Inference completed in 33.69ms
Model output shapes:
output 0 (last_hidden_state): [1, 128, 768]
output 1 (pooler_output): [1, 768]
Comparing model outputs with reference data...
Checking last_hidden_state...
✓ last_hidden_state matches reference data within tolerance (1e-4)!
Checking pooler_output...
✓ pooler_output matches reference data within tolerance (1e-4)!
========================================
Model test completed!
========================================
with Ndarray backend:
========================================
ALBERT Base v2 Burn Model Test
========================================
Initializing ALBERT Base v2 model...
Model initialized in 59.57ms
Saving model structure to artifacts/albert-base-v2_model.txt...
Model structure saved
Loading test data from artifacts/albert-base-v2_test_data.pt...
Data loaded in 502.13µs
Loaded input tensors:
input_ids shape: [1, 128]
attention_mask shape: [1, 128]
token_type_ids shape: [1, 128]
Loaded reference outputs:
last_hidden_state shape: [1, 128, 768]
pooler_output shape: [1, 768]
Running model inference with test input...
Inference completed in 155.25ms
Model output shapes:
output 0 (last_hidden_state): [1, 128, 768]
output 1 (pooler_output): [1, 768]
Comparing model outputs with reference data...
Checking last_hidden_state...
✓ last_hidden_state matches reference data within tolerance (1e-4)!
Checking pooler_output...
✓ pooler_output matches reference data within tolerance (1e-4)!
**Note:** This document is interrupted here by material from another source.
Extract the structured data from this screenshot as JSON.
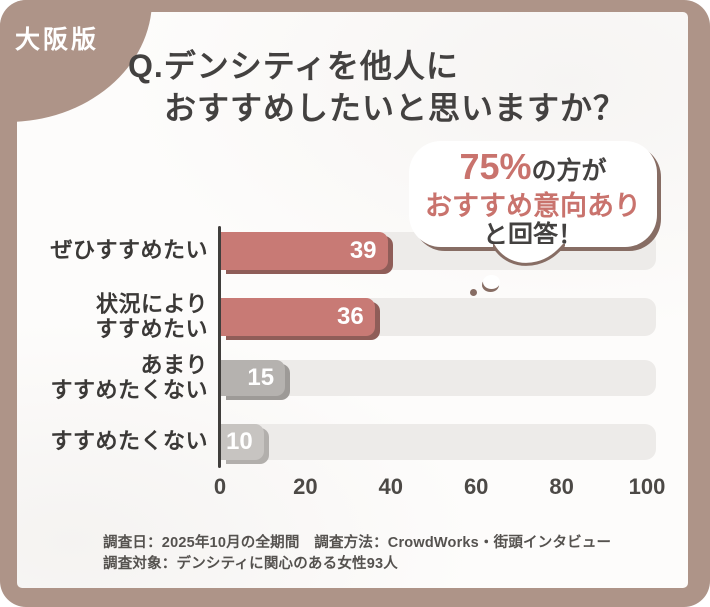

========================================
Model test completed!
========================================
There is a current limitation in burn-import implementation for large ONNX files (> 2GB). See https://github.com/tracel-ai/burn/issues/3812
That's why stable-diffusion-xl-base-1.0 can't be supported at the moment.